À cette économie de l'ombre s'est aussi greffée une infrastructure de paiement parallèle. Selon un rapport de Chainalysis, firme d'analyse de flux de cryptomonnaies, les vendeurs de peptides ont reçu 32 millions de dollars en actifs numériques au seul premier trimestre 2026, soit +159% par rapport au trimestre précédent. Si la tendance se confirme, le volume annuel dépassera 100 millions de dollars. Certains de ces fournisseurs ont un historique… Selon l'analyse, une partie d'entre eux produisaient auparavant des précurseurs chimiques de fentanyl. Un Fentanyl-to-Peptide Pivot, pour « capitaliser sur la hype et réduire leur risque opérationnel.»
Face à ce vide de traçabilité, une troisième catégorie d'acteurs a émergé : les testeurs indépendants. Finnrick, lancée en mars 2025 par Michael Carter et soutenue par Naval Ravikant (fondateur d'AngelList), propose une notation des peptides du marché gris, pour qualifier ce que contient réellement le flacon. Sur 2 378 échantillons testés auprès de 122 vendeurs, un distributeur avait zéro sémaglutide dans cinq de ses six flacons, rapporte le San Francisco Standard.

Un nouveau playbook ?
Et puis, enfin, il y a le segment haut-de-gamme. De la Clinique La Prairie (Lac Léman, de 22 000 à 52 000 euros la semaine selon le programme), au club de santé privé HOOKE à Londres (de 20 000 à 54 000 livres par an), en passant par le réseau de centres de longévité Fountain Life créé par le Dr Peter Diamandis et le guru de développement personnel Tony Robbins (21 500 dollars l'année), ces structures vendent une supervision médicale haut de gamme sur des protocoles que leurs clients pratiquent parfois depuis des années.
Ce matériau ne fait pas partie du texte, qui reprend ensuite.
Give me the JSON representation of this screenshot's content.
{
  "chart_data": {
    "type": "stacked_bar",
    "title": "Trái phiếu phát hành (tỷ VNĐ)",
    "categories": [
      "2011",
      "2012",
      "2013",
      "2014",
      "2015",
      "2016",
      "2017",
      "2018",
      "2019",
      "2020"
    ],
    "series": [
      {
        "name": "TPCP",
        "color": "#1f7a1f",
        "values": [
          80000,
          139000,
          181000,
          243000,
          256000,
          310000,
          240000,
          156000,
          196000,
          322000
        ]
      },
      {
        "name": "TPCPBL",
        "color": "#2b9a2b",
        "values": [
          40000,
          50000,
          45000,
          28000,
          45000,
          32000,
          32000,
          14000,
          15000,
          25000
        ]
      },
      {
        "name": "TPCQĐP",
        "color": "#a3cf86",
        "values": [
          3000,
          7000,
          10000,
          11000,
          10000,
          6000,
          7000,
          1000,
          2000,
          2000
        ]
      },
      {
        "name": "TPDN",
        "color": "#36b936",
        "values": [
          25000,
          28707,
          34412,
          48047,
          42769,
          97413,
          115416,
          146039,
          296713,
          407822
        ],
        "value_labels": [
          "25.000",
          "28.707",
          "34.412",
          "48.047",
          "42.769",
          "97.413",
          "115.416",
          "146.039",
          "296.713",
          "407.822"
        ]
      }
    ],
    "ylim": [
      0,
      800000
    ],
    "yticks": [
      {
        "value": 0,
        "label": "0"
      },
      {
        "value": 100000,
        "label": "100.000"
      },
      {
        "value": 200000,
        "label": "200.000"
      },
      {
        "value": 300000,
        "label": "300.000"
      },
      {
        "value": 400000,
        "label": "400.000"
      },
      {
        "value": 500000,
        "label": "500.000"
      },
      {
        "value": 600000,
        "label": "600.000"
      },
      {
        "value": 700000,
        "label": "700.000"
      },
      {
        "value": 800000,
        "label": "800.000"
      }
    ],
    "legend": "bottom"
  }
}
Le phénomène s'installe aussi en France : Zoī, start-up fondée en 2020 et installée place Vendôme à Paris, propose des bilans préventifs complets à 3 600 euros, combinant imagerie avancée et biomarqueurs personnalisés. Leur valeur ajoutée ? Personnalisation, monitoring continu, sécurité clinique… mais aussi statut. Du côté de la science, c’est moins évident : la frontière entre médecine préventive et optimisation spéculative reste (délibérément ? ) floue.
Le cycle que nous vivons avec les GLP-1, puis avec les peptides, deviendra-t-il le playbook de toutes les disruptions sanitaires à venir ? La pression culturelle et l’inaccessibilité créent une demande que le circuit officiel ne peut absorber, de nouveaux acteurs émergent alors pour la capter – plateformes télémédicales, pharmacies de coumpoundage… –, la pression réglementaire s'organise, puis vient la normalisation au profit des mieux capitalisés. Hims & Hers a ainsi culminé à 418 000 clients pour ses GLP-1 compoundés avant que le laborataoire Novo Nordisk, fabricant d’Ozempic, après 130 poursuites pour vente non autorisée de sémaglutide compoundé dans 40 États contre des pharmacies de coumpadage, n'en fasse son distributeur officiel. Quelles seront les molécules du prochain cycle ? Peut-être la rapamycine, déjà prescrite « off-label » aux biohackers ; ou alors, du côté des psychédéliques, la psilocybine, déjà utilisée dans des retraites légales en Jamaïque, aux Pays-Bas et en Oregon, et dont Trump a accéléré la revue FDA par décret en avril 2026.